Massimiliano Claps
Max Claps (Research Director, IDC Government Insights)
Rémi Letemple
Rémi Letemple (Senior Research Analyst, Government Insights)

Cybersecurity threats continue to increase. According to ENISA’s 2023 Threat Landscape report, there were around 2,580 observed incidents in the EU between July 2022 and June 2023. In the previous reporting period, there were less than 800. ENISA reported that 19% of events targeted public administrations, by far the largest industry.

Government chief information security officers (CISOs) are not resting on their laurels. They understand that cybersecurity is important.

IDC’s EMEA Cross-Industry Acceleration Survey, conducted in December 2023, found that 91% of government executives were planning to maintain or increase their level of spending in cybersecurity. In the many one-on-one conversations that IDC Government Insights analysts have had with government CIOs, CISOs, and other IT executives, cybersecurity always stands out as a “ring-fenced” item protected from budget cuts.

But given the rising volume, variety and velocity of threats, ring-fencing budgets is not enough — a change of paradigm is in order.

Paradigm Shift: From Protecting the Perimeter to National Survivability

The most forward-looking governments understand that the old mindset focused on protecting the individual government agency, or even the individual system or digital citizen service app, is insufficient. They understand that governments play a key role in national digital and physical services and infrastructure resilience and survivability.

To deliver on this higher purpose, government CISOs need to look beyond their organizational boundaries, take a whole life-cycle approach to cybersecurity, and provide knowledge to non-security experts to enable them to act responsibly.

Looking beyond organizational boundaries means collaborating across public administrations and the private sector to create a resilient ecosystem. Beyond the NIS2 Directive’s mandatory obligations — such as establishing at least one computer security incident response team (CSIRT) in each EU member country — resilience comes through the collective effort of cybersecurity specialists within ministries of defense, police forces, intelligence agencies, and all other public administrations.

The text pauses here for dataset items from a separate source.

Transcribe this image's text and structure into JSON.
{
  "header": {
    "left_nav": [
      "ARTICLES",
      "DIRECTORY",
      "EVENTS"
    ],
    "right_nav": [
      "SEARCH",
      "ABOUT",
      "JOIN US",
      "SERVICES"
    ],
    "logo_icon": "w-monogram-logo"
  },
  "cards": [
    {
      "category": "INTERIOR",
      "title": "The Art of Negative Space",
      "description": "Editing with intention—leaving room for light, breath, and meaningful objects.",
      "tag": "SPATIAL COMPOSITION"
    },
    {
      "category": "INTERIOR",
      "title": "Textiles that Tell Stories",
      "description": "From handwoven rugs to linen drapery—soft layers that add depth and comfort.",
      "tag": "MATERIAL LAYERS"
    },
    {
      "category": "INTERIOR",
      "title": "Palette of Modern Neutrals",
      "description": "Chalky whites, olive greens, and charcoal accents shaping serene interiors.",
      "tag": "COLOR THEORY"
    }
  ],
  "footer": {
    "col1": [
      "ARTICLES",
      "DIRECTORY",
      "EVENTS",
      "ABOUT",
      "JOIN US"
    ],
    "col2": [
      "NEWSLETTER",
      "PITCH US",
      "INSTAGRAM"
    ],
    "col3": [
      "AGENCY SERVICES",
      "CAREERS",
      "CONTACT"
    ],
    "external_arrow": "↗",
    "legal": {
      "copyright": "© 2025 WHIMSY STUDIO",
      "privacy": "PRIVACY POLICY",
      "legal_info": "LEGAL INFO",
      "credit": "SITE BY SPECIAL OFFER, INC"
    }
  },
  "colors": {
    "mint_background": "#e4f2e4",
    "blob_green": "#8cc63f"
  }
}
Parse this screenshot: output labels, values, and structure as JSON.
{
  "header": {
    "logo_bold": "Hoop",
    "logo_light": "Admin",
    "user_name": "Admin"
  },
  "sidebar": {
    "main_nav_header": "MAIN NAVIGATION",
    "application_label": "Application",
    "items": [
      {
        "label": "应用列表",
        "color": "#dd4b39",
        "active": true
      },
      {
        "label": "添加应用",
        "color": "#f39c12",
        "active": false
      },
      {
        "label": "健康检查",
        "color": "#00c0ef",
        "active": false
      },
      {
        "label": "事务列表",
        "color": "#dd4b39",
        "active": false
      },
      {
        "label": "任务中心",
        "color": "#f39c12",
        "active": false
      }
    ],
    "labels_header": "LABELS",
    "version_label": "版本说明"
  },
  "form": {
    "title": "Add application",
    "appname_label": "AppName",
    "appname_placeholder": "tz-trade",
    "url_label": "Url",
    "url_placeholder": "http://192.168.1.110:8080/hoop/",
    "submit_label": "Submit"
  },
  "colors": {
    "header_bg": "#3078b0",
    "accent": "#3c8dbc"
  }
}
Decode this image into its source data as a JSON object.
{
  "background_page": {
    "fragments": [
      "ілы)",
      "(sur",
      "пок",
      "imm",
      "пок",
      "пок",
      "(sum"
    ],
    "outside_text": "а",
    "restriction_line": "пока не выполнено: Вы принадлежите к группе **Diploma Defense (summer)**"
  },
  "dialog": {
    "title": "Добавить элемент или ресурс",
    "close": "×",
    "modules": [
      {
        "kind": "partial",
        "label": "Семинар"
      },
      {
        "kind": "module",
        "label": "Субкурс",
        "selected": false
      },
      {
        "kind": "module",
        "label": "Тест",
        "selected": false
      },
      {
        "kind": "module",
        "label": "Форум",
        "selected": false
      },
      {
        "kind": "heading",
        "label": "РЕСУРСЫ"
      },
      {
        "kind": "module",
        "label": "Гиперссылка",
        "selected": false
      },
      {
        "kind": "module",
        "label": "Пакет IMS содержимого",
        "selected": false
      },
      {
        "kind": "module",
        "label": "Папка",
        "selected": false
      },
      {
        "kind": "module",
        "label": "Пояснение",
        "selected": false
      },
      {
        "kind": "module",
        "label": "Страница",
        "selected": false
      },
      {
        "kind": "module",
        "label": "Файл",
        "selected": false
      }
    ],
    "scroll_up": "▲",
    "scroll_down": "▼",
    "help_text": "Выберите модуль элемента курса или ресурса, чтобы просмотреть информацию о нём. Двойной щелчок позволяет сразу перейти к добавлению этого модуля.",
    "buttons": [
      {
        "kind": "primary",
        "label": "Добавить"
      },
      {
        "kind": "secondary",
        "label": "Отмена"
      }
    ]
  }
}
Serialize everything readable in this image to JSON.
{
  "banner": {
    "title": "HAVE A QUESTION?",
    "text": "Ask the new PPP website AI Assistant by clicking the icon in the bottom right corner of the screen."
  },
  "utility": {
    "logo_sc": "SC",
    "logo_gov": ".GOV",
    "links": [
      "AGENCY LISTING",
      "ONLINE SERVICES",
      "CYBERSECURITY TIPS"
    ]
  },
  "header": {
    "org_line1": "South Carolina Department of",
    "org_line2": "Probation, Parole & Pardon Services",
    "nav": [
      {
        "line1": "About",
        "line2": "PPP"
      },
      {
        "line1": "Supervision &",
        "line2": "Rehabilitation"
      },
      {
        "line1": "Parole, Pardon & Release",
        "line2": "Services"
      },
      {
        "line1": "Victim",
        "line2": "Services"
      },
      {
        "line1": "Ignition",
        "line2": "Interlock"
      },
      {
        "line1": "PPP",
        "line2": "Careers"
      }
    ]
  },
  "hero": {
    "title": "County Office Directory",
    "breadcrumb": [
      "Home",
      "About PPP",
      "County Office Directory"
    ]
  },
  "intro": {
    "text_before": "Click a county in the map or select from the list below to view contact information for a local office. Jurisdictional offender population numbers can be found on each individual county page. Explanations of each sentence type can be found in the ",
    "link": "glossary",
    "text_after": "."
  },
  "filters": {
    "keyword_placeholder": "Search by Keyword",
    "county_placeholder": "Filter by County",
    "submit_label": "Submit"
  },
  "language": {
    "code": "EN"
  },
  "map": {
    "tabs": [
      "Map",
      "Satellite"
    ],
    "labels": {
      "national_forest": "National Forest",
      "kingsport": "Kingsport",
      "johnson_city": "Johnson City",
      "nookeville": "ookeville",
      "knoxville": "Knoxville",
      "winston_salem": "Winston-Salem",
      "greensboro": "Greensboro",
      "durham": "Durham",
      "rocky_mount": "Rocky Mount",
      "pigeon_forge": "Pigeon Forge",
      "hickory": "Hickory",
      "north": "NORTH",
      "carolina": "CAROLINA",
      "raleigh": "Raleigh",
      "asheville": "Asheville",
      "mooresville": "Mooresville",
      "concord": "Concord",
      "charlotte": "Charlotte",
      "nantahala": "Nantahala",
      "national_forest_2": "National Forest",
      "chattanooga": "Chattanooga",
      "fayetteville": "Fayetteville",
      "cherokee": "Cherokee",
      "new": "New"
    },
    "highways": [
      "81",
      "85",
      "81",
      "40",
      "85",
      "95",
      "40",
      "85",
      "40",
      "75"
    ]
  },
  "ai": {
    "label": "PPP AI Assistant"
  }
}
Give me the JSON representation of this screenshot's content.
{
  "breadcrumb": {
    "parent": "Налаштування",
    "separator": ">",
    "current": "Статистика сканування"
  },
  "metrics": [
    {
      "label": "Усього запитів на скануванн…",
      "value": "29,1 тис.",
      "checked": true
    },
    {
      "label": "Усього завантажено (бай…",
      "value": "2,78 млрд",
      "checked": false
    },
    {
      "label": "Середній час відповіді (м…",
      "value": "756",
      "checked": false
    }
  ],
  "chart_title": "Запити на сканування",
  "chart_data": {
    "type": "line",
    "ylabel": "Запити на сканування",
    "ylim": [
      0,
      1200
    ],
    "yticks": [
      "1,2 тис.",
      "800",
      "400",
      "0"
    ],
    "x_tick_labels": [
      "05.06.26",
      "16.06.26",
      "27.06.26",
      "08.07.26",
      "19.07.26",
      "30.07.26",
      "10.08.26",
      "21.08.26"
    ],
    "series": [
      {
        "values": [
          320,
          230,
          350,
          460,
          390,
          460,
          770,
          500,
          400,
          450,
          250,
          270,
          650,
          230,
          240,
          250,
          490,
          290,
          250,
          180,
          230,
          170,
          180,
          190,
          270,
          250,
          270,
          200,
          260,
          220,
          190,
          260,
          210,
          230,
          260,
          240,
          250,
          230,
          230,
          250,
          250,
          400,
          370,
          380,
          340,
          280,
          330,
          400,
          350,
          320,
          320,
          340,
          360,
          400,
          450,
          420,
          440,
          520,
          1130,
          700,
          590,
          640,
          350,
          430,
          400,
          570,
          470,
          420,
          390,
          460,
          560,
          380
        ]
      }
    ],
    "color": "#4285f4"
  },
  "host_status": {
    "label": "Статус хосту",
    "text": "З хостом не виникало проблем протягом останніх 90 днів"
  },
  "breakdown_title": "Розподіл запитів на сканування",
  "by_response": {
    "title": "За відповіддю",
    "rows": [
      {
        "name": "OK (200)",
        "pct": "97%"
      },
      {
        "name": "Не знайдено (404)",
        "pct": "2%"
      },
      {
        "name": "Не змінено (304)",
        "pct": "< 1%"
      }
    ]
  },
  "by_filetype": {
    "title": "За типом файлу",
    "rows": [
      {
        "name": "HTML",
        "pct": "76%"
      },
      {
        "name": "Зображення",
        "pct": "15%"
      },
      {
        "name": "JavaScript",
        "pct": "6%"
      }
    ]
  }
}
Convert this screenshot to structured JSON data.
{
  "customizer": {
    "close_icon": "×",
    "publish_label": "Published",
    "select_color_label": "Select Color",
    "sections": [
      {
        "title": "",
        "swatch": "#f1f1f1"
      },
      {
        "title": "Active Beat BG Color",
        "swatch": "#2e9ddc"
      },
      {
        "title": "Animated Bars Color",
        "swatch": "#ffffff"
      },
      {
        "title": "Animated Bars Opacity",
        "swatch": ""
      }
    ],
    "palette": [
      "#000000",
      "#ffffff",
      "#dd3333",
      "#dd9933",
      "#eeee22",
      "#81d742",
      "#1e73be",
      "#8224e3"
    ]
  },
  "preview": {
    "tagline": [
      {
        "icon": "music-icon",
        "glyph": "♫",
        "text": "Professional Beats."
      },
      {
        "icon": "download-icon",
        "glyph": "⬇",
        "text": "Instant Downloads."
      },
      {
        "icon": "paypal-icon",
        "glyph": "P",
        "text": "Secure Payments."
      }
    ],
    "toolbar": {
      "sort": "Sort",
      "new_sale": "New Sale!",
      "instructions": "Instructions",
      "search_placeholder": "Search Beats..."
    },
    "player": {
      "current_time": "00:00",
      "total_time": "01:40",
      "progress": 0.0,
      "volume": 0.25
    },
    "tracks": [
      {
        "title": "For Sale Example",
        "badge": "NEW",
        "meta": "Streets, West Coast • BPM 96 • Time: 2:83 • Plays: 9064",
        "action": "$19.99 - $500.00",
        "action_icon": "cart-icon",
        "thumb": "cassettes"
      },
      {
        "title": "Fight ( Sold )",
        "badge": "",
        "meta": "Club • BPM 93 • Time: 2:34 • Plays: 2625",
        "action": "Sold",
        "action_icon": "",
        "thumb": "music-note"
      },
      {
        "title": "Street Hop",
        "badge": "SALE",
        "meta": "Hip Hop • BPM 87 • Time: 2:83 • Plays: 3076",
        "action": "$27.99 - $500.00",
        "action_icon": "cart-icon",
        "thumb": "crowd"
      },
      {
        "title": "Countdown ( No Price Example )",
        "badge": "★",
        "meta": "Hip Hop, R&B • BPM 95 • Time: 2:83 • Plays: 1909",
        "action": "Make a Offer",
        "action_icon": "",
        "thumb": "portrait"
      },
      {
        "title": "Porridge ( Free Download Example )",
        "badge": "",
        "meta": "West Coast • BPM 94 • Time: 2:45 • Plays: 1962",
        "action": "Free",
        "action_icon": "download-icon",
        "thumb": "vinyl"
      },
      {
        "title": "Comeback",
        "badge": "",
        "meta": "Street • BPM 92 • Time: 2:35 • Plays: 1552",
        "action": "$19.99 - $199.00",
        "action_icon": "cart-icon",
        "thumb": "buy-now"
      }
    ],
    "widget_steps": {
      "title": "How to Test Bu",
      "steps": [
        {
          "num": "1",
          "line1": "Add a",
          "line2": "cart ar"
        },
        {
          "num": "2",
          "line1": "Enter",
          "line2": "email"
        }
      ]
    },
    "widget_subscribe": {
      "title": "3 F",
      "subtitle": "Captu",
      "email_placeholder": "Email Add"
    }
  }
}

In a recent IDC conversation with a regional government institution’s senior IT leader, it was emphasized how important it is for all levels of government to collaborate in the ecosystem to protect against the spike of attacks that usually occurs in the months prior to and during major events like the Olympics, the World Expo, the FIFA World Cup, or a G7 meeting. Participants should include transportation operators, payment and banking service providers, telcos, utilities, and travel and hospitality companies.

Taking a life-cycle approach to cybersecurity means caring for the hygiene of systems, protecting them and responding to events from development through termination. Hygiene starts with security by design, DevSecOps and application security best practices, and vetting hardware and software supply chain bills of material for security and compliance requirements.

Data hygiene is paramount — not only to comply with regulations that protect sensitive data, but also to increase the resilience and visibility of all data sets critical to government operations. Holistic protection requires enhancing the observability of the broader landscape.

CISOs should demand that their cybersecurity solution providers make available AI/ML solutions and AIOps practices that can increase the productivity of observability and detection.

Incident response must be grounded on governance processes and structures that enable timeliness and coordination. Throughout the life cycle, government CISOs should regularly upgrade their team’s skills, not only traditional cybersecurity skills but also legal skills, AI ethics, bias testing, and prompt engineering.

Ensuring that security and non-security experts have the right knowledge to act responsibly is a major people and organizational transformation effort. Investing in programs to raise the cybersecurity awareness of civil servants, other industries, and the general public is critical.

It is also important for CISOs to articulate the value of cybersecurity to the elected and appointed officials who make budget decisions. CISOs and their teams that are able to articulate the value of cybersecurity in terms of business risks will raise their profile internally and be recognized as strategic decision makers.

Technology developments will help CISOs accelerate the paradigm shift. In particular, the automation and orchestration of processes related to security and privacy will help address the skills gap and accelerate the detection of malicious behaviors, threat response, and remediation actions.

European government CIOs and CISOs that combine tool investments with a holistic approach to cybersecurity will boost the resilience of their organizations, of the communities they serve, and increase citizens’ trust in government. Those that focus on siloed system protection and legacy operating models and competencies will not be able to respond to threats and will be relegated to the role of gatekeepers who eventually lose influence and budget.